FII limit in government bonds has been hiked by the reserve Bank of India to USD 20 billion to wrest the downfall of Indian rupee. Also, for the purpose of refinancing rupee loan, the RBI has allowed upto USD 10 billion from overseas borrowings by India Inc. The decision has been taekn after rounds of talks with the central government. The RBI also said that foreign investor base for government securities is also being widened.
“It has been decided to allow Indian companies in manufacturing and infrastructure sector and having foreign exchange earnings to avail of external commercial borrowing (ECB) for repayment of outstanding rupee loans towards capital expenditure and/or fresh rupee capital expenditure under approval route. The overall ceiling for such ECBs would be USD 10 billion,” said RBI sources.

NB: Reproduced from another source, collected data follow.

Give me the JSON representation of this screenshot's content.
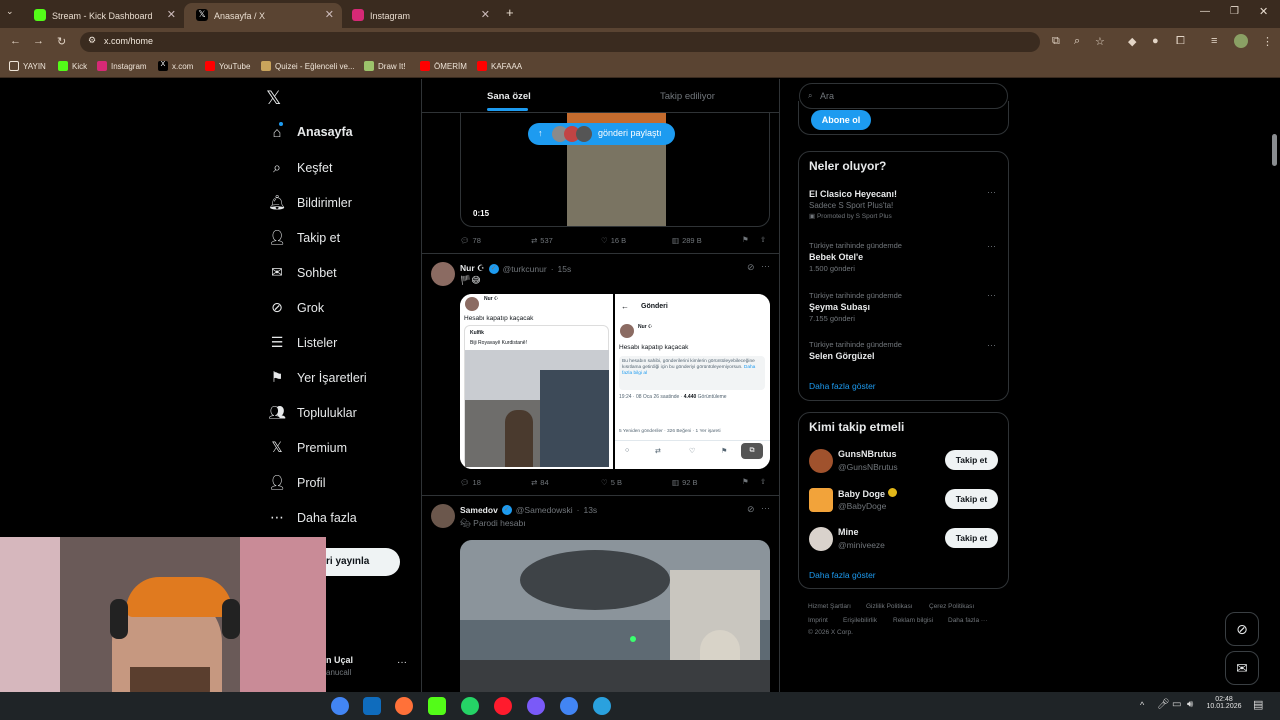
{
  "browser": {
    "tabs": [
      {
        "label": "Stream - Kick Dashboard",
        "favicon_color": "#53fc18"
      },
      {
        "label": "Anasayfa / X",
        "favicon_color": "#000000"
      },
      {
        "label": "Instagram",
        "favicon_color": "#d62976"
      }
    ],
    "url": "x.com/home",
    "bookmarks": [
      "YAYIN",
      "Kick",
      "Instagram",
      "x.com",
      "YouTube",
      "Quizei - Eğlenceli ve...",
      "Draw It!",
      "ÖMERİM",
      "KAFAAA"
    ]
  },
  "sidebar": {
    "items": [
      {
        "label": "Anasayfa",
        "icon": "home-icon"
      },
      {
        "label": "Keşfet",
        "icon": "search-icon"
      },
      {
        "label": "Bildirimler",
        "icon": "bell-icon"
      },
      {
        "label": "Takip et",
        "icon": "add-user-icon"
      },
      {
        "label": "Sohbet",
        "icon": "mail-icon"
      },
      {
        "label": "Grok",
        "icon": "grok-icon"
      },
      {
        "label": "Listeler",
        "icon": "list-icon"
      },
      {
        "label": "Yer İşaretleri",
        "icon": "bookmark-icon"
      },
      {
        "label": "Topluluklar",
        "icon": "communities-icon"
      },
      {
        "label": "Premium",
        "icon": "x-logo-icon"
      },
      {
        "label": "Profil",
        "icon": "profile-icon"
      },
      {
        "label": "Daha fazla",
        "icon": "more-icon"
      }
    ],
    "post_button": "ri yayınla",
    "account_name": "n Uçal",
    "account_handle": "anucall"
  },
  "feed": {
    "tabs": [
      "Sana özel",
      "Takip ediliyor"
    ],
    "toast": "gönderi paylaştı",
    "posts": [
      {
        "video_time": "0:15",
        "stats": {
          "replies": "78",
          "reposts": "537",
          "likes": "16 B",
          "views": "289 B"
        }
      },
      {
        "name": "Nur ☪",
        "handle": "@turkcunur",
        "time": "15s",
        "text": "🏴😅",
        "embedded": {
          "left_title": "Hesabı kapatıp kaçacak",
          "left_quoted_name": "Kulfik",
          "left_quoted_text": "Biji Royavayê Kurdistanê!",
          "right_header": "Gönderi",
          "right_title": "Hesabı kapatıp kaçacak",
          "right_notice": "Bu hesabın sahibi, gönderilerini kimlerin görüntüleyebileceğine kısıtlama getirdiği için bu gönderiyi görüntüleyemiyorsun.",
          "right_notice_link": "Daha fazla bilgi al",
          "right_date": "19:24 · 08 Oca 26 saatinde · ",
          "right_views": "4.440",
          "right_views_label": "Görüntüleme",
          "right_reposts_line": "5 Yeniden gönderiler · 326 Beğeni · 1 Yer işareti"
        },
        "stats": {
          "replies": "18",
          "reposts": "84",
          "likes": "5 B",
          "views": "92 B"
        }
      },
      {
        "name": "Samedov",
        "handle": "@Samedowski",
        "time": "13s",
        "text": "Parodi hesabı"
      }
    ]
  },
  "right": {
    "search_placeholder": "Ara",
    "subscribe": "Abone ol",
    "trends_title": "Neler oluyor?",
    "trends": [
      {
        "top": "",
        "name": "El Clasico Heyecanı!",
        "sub": "Sadece S Sport Plus'ta!",
        "promoted": "Promoted by S Sport Plus"
      },
      {
        "top": "Türkiye tarihinde gündemde",
        "name": "Bebek Otel'e",
        "sub": "1.500 gönderi"
      },
      {
        "top": "Türkiye tarihinde gündemde",
        "name": "Şeyma Subaşı",
        "sub": "7.155 gönderi"
      },
      {
        "top": "Türkiye tarihinde gündemde",
        "name": "Selen Görgüzel",
        "sub": ""
      }
    ],
    "show_more": "Daha fazla göster",
    "who_to_follow": "Kimi takip etmeli",
    "suggestions": [
      {
        "name": "GunsNBrutus",
        "handle": "@GunsNBrutus",
        "button": "Takip et"
      },
      {
        "name": "Baby Doge",
        "handle": "@BabyDoge",
        "button": "Takip et"
      },
      {
        "name": "Mine",
        "handle": "@miniveeze",
        "button": "Takip et"
      }
    ],
    "footer": [
      "Hizmet Şartları",
      "Gizlilik Politikası",
      "Çerez Politikası",
      "Imprint",
      "Erişilebilirlik",
      "Reklam bilgisi",
      "Daha fazla ···",
      "© 2026 X Corp."
    ]
  },
  "taskbar": {
    "time": "02:48",
    "date": "10.01.2026"
  }
}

Following the decision taken by the RBI, long term investors like Sovereign Wealth Funds, endowment funds, multilateral agencies, insurance and pension funds, and foreign central banks will be granted permission to invest in government debts up to USD 20 billion. “Existing limit for investment by foreign institutional investors in G-Secs has been enhanced by USD 5 billion. This would take the overall limit for FII investment in G-Secs from USD 15 billion to USD 20 billion. The sub-limit of USD 10 billion (existing USD 5 billion with residual maturity of 5 years and additional limit of USD 5 billion) would have the residual maturity of three years,” said the statement.